À son bap­tême du feu, le 28 fé­vrier 1967 au Fo­rum, il stop­pa Gor­die Howe lors d’une échap­pée, lors du ren­dez-vous fé­tiche du sa­me­di soir de La Soi­rée du hockey.

«J’ai vé­cu de beaux mo­ments avec le Ca­na­dien», dit-il.

«J’ai eu la chance de jouer avec Jean Béliveau et Hen­ri Richard. Béliveau est le joueur qui m’a le plus im­pres­sion­né pen­dant ma car­rière. Il avait de la classe au­tant sur la glace que dans la vie. Il était doué d’un ta­lent fan­tas­tique.»

Va­chon a ai­dé le Ca­na­dien à re­prendre la coupe Stan­ley en 1968 et 1969.

L’équipe a ra­té les sé­ries pour une pre­mière fois en 1970, mais Va­chon a joué à la hau­teur de son ta­lent. Tout comme il conti­nuait à le faire lorsque Dry­den s’est joint au Tri­co­lore au prin­temps 1971.

«On était as­su­ré du troi­sième rang à son ar­ri­vée en mars et les di­ri­geants ont fait jouer Dry­den afin de l’éva­luer et de lui per­mettre d’ac­qué­rir de l’ex­pé­rience dans la Ligue na­tio­nale, ra­conte Va­chon.

«La suite est pas­sée à l’histoire. J’au­rais pu res­ter comme deuxième gar­dien et ajou­ter quelques coupes Stan­ley à mon pal­ma­rès. Mais j’étais en­core jeune (26 ans) et je vou­lais jouer. J’ai été très chan­ceux de me re­trou­ver à Los An­geles.»

DRÔLE DE DIVISION

Les trois pre­mières an­nées en Ca­li­for­nie n’ont pas été fa­ciles. Les Kings for­maient une des pires équipes de la ligue.

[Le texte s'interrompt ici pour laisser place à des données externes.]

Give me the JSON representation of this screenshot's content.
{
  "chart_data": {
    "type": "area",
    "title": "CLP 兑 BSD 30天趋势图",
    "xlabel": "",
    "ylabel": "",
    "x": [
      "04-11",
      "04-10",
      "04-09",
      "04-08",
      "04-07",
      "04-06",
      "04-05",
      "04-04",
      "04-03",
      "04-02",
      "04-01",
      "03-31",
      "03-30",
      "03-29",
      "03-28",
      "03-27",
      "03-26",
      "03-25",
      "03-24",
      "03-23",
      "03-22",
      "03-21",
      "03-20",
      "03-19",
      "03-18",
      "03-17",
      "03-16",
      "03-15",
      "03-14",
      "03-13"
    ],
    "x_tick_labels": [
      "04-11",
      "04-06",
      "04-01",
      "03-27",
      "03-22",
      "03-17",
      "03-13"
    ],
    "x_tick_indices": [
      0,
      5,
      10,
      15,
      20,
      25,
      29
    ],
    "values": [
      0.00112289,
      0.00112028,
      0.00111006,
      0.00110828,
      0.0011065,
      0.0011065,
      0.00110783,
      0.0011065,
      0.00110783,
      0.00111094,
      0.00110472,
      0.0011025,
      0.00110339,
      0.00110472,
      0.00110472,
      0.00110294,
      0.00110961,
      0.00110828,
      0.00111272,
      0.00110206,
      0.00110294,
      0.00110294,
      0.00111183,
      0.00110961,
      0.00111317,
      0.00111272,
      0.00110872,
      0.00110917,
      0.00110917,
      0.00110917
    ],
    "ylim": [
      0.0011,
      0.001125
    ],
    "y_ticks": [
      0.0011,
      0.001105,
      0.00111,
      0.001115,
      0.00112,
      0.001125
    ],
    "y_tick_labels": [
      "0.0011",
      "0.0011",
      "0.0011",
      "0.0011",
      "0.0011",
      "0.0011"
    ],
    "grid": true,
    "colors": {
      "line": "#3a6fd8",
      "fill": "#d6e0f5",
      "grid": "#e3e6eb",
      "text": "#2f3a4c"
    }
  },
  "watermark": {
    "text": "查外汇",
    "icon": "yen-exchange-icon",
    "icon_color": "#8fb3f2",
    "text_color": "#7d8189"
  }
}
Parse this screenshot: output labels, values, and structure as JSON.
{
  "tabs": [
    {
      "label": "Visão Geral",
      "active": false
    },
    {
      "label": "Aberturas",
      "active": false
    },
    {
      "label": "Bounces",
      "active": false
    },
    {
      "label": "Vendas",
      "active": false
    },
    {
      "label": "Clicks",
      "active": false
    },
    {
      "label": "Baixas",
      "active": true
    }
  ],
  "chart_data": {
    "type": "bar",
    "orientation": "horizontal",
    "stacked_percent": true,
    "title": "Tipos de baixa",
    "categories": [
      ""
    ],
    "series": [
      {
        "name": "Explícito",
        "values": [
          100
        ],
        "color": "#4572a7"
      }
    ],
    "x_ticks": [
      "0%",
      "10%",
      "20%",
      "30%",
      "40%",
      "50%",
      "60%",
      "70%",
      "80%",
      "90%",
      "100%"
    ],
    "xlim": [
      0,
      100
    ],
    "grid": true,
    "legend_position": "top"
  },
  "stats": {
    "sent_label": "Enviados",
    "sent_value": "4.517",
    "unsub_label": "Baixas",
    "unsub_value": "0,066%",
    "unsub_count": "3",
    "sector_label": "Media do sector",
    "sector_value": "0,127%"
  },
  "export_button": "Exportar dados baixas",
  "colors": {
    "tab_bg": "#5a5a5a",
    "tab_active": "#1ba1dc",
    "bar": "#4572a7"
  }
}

Mais en 1974-1975, ils ont connu une sai­son de 105 points, un som­met dans leur histoire, sous la di­rec­tion de Bob Pul­ford. La sai­son sui­vante, Mar­cel Dionne se joi­gnit à l’équipe.

Mais il y avait un pro­blème. Les Kings fai­saient par­tie de la même division que le Ca­na­dien, qui amor­çait une nou­velle as­cen­sion vers le som­met.

La division Nor­ris, de son nom, fai­sait bâ­tarde puisque les Kings étaient la seule équipe de l’Ouest à en faire par­tie, les autres for­ma­tions étant Pitts­burgh, De­troit, Wa­shing­ton et Mon­tréal.

«Et dans ce temps-là, sou­ligne Va­chon, on voya­geait par vols com­mer­ciaux. On était l’équipe qui par­cou­rait le plus grand nombre de ki­lo­mètres au cours d’une sai­son. On a dé­jà pas­sé 21 jours sur la route. Les gars étaient fa­ti­gués en fin de sai­son.»

Mais Va­chon ne re­grette ab­so­lu­ment rien. Los An­geles est de­ve­nue sa ré­si­dence il y a long­temps.

Il au­ra fal­lu du temps, mais au­jourd’hui, tout le monde re­con­naît qu’il a connu une car­rière digne d’un membre du Pan­théon du hockey.

Ro­ga­tien Va­chon était au Temple de la re­nom­mée du hockey hier. Il y se­ra in­tro­ni­sé lun­di.